Ensuite viennent l'étude, la proposition, puis l'offre de prêt en bonne et due forme. S'ajoute un délai de réflexion ou de rétractation selon le régime : quatorze jours calendaires pour un rachat sous régime consommation, dix jours incompressibles avant acceptation pour un rachat sous régime immobilier. Ces délais ne se négocient pas, et un commercial qui vous presse de signer « avant la fin du mois » ne peut rien accélérer.

Le déblocage des fonds se fait directement auprès de vos anciens prêteurs, jamais sur votre compte. Comptez six à dix semaines entre le premier contact et le solde effectif des crédits, plus si une garantie hypothécaire doit être prise. Deux vérifications à faire après le déblocage, que beaucoup d'emprunteurs négligent : que chaque prêteur a bien reçu son solde, avec un courrier de clôture, et que les prélèvements automatiques des anciennes mensualités ont bien été arrêtés. Un prélèvement qui continue un mois de trop sur un compte déjà tendu, c'est un rejet et des frais.

  **Ce qu'on fait des 630 euros libérés**

La baisse de mensualité n'a d'intérêt que si elle sert à quelque chose. Mettez en place un virement automatique d'une partie de cette somme vers un livret le jour du premier prélèvement, avant de vous habituer au niveau de vie retrouvé. Trois mois de charges d'avance, c'est ce qui évite le crédit suivant. Et vérifiez sur l'offre les conditions de remboursement anticipé : rembourser plus tôt est le seul moyen de récupérer une partie des intérêts que l'allongement vous a coûtés.
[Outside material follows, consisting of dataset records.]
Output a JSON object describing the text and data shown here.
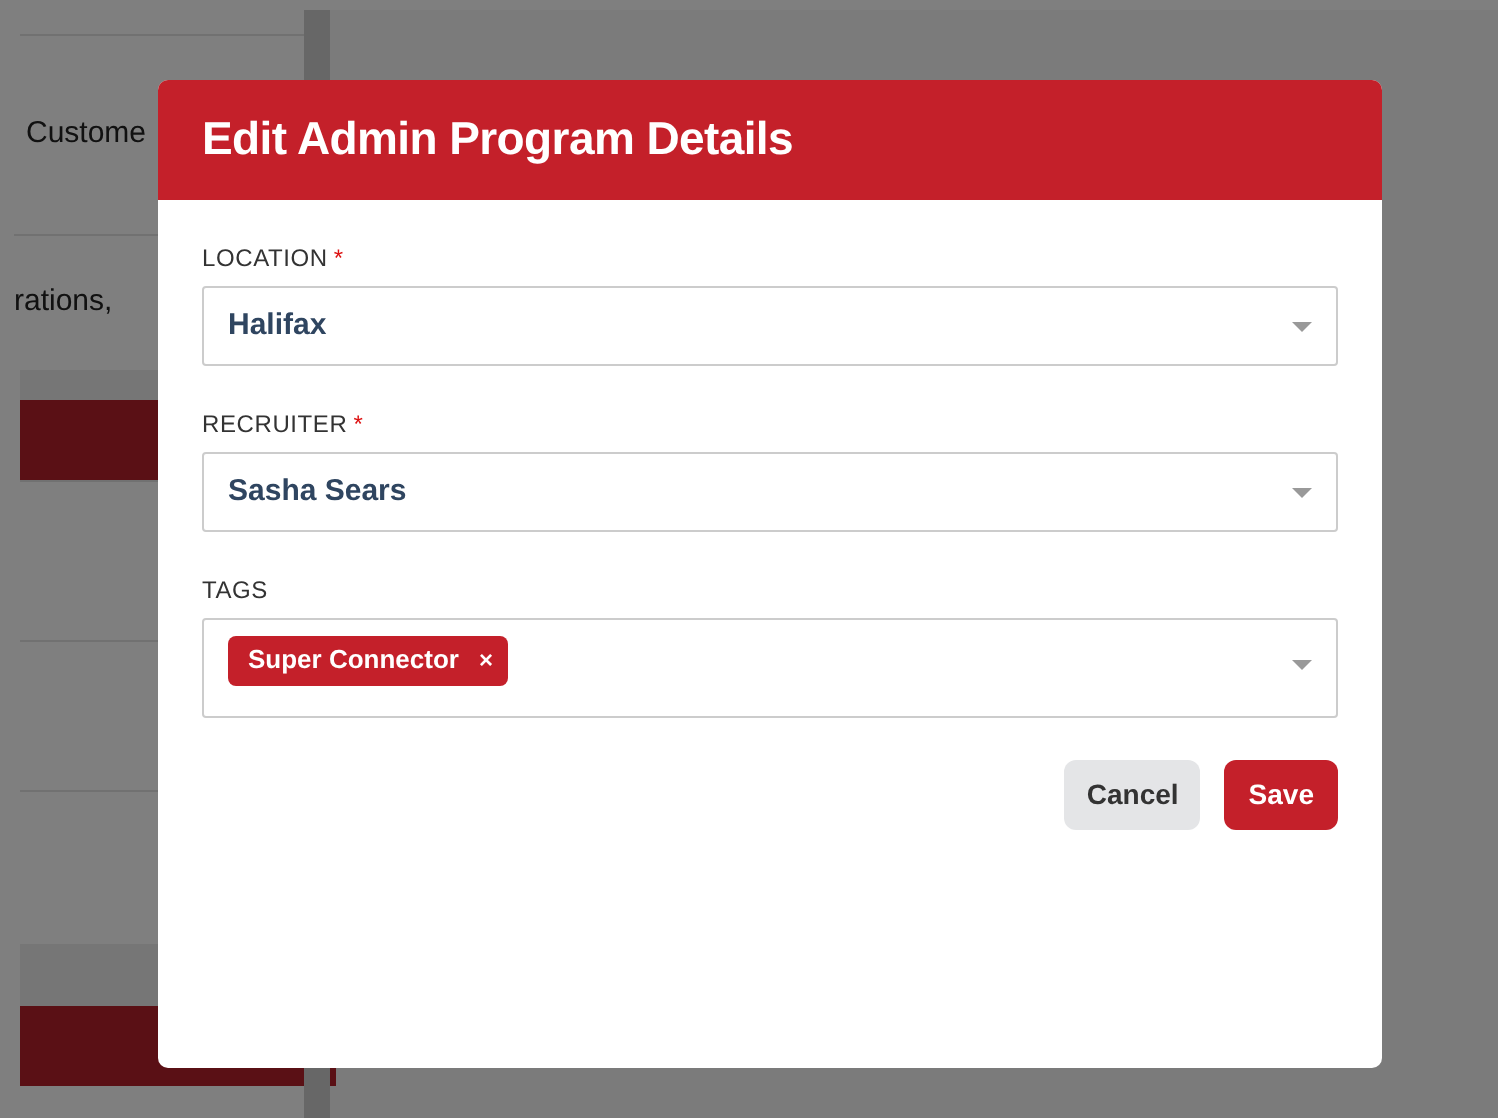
{
  "background": {
    "rows": [
      {
        "text": "Custome"
      },
      {
        "text": "rations,"
      }
    ]
  },
  "modal": {
    "title": "Edit Admin Program Details",
    "fields": [
      {
        "kind": "select",
        "label": "LOCATION",
        "required_mark": "*",
        "value": "Halifax"
      },
      {
        "kind": "select",
        "label": "RECRUITER",
        "required_mark": "*",
        "value": "Sasha Sears"
      },
      {
        "kind": "tags",
        "label": "TAGS",
        "tags": [
          {
            "text": "Super Connector",
            "remove": "×"
          }
        ]
      }
    ],
    "buttons": [
      {
        "kind": "secondary",
        "label": "Cancel"
      },
      {
        "kind": "primary",
        "label": "Save"
      }
    ]
  }
}
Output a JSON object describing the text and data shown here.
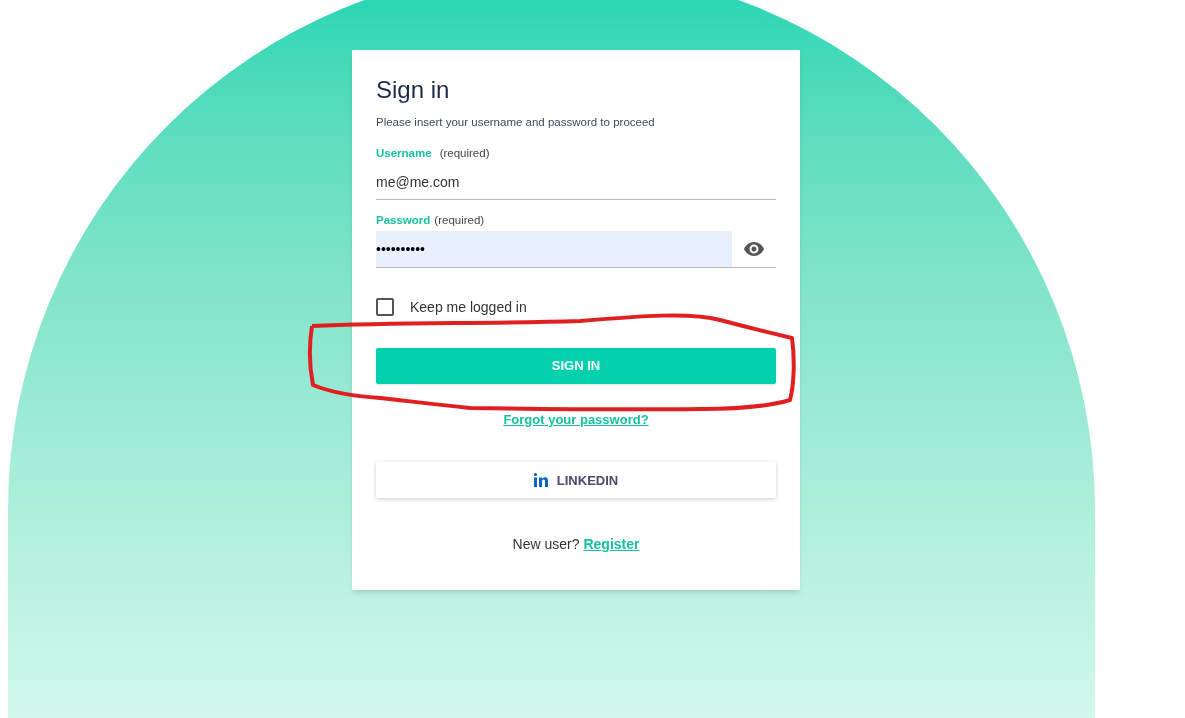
{
  "title": "Sign in",
  "subtitle": "Please insert your username and password to proceed",
  "fields": [
    {
      "kind": "text",
      "label": "Username",
      "hint": "(required)",
      "value": "me@me.com"
    },
    {
      "kind": "password",
      "label": "Password",
      "hint": "(required)",
      "value": "••••••••••"
    }
  ],
  "keep_logged_in": {
    "label": "Keep me logged in",
    "checked": false
  },
  "sign_in_button": "SIGN IN",
  "forgot_link": "Forgot your password?",
  "linkedin_button": "LINKEDIN",
  "register": {
    "prompt": "New user?",
    "link": "Register"
  }
}
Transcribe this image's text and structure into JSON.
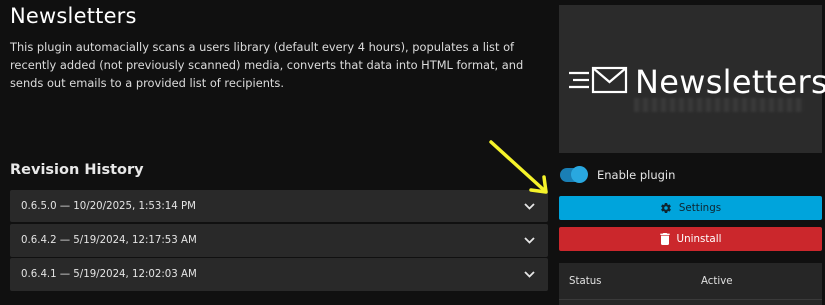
{
  "page": {
    "title": "Newsletters",
    "description": "This plugin automacially scans a users library (default every 4 hours), populates a list of recently added (not previously scanned) media, converts that data into HTML format, and sends out emails to a provided list of recipients."
  },
  "revision_history": {
    "heading": "Revision History",
    "items": [
      {
        "label": "0.6.5.0 — 10/20/2025, 1:53:14 PM"
      },
      {
        "label": "0.6.4.2 — 5/19/2024, 12:17:53 AM"
      },
      {
        "label": "0.6.4.1 — 5/19/2024, 12:02:03 AM"
      }
    ]
  },
  "banner": {
    "text": "Newsletters",
    "icon": "envelope-icon"
  },
  "plugin_toggle": {
    "label": "Enable plugin",
    "enabled": true
  },
  "buttons": {
    "settings": {
      "label": "Settings",
      "icon": "gear-icon"
    },
    "uninstall": {
      "label": "Uninstall",
      "icon": "trash-icon"
    }
  },
  "status": {
    "key": "Status",
    "value": "Active"
  },
  "colors": {
    "accent": "#00a4dc",
    "danger": "#cb272c",
    "annotation_arrow": "#f5f32a"
  }
}
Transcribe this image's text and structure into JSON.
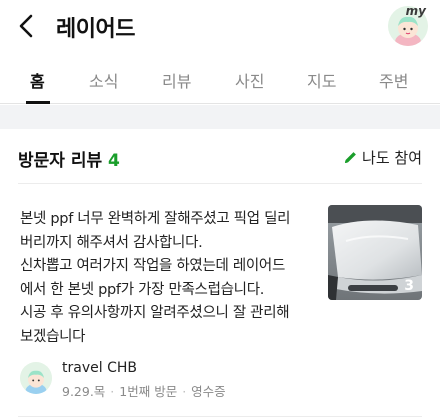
{
  "header": {
    "title": "레이어드",
    "back_icon": "back-arrow-icon",
    "profile_badge": "my"
  },
  "tabs": [
    {
      "label": "홈",
      "active": true
    },
    {
      "label": "소식",
      "active": false
    },
    {
      "label": "리뷰",
      "active": false
    },
    {
      "label": "사진",
      "active": false
    },
    {
      "label": "지도",
      "active": false
    },
    {
      "label": "주변",
      "active": false
    }
  ],
  "reviews_section": {
    "title": "방문자 리뷰",
    "count": "4",
    "write_label": "나도 참여",
    "accent_color": "#1a9e2b"
  },
  "review": {
    "lines": [
      "본넷 ppf 너무 완벽하게 잘해주셨고 픽업 딜리",
      "버리까지 해주셔서 감사합니다.",
      "신차뽑고 여러가지 작업을 하였는데 레이어드",
      "에서 한 본넷 ppf가 가장 만족스럽습니다.",
      "시공 후 유의사항까지 알려주셨으니 잘 관리해",
      "보겠습니다"
    ],
    "photo_count": "3",
    "author": "travel CHB",
    "date": "9.29.목",
    "visit": "1번째 방문",
    "receipt": "영수증"
  }
}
## Un mot sur les comparateurs

La plupart des simulateurs en ligne de rachat de crédit appartiennent à des courtiers ou revendent votre demande à plusieurs d'entre eux. Remplir un formulaire, c'est accepter d'être rappelé, souvent par trois ou quatre interlocuteurs différents. Le chiffre affiché en sortie de simulateur est une mensualité indicative, sans les frais, calculée sur la durée la plus longue possible pour paraître attractive.

Un conseil plus terre à terre : commencez par votre propre banque. Elle connaît vos flux, elle a intérêt à conserver le client, et elle peut parfois renégocier ou réaménager un prêt existant sans passer par un regroupement complet, ce qui évite les frais de courtage. Ce n'est pas toujours la meilleure offre, mais ça donne un point de comparaison gratuit avant d'engager quoi que ce soit.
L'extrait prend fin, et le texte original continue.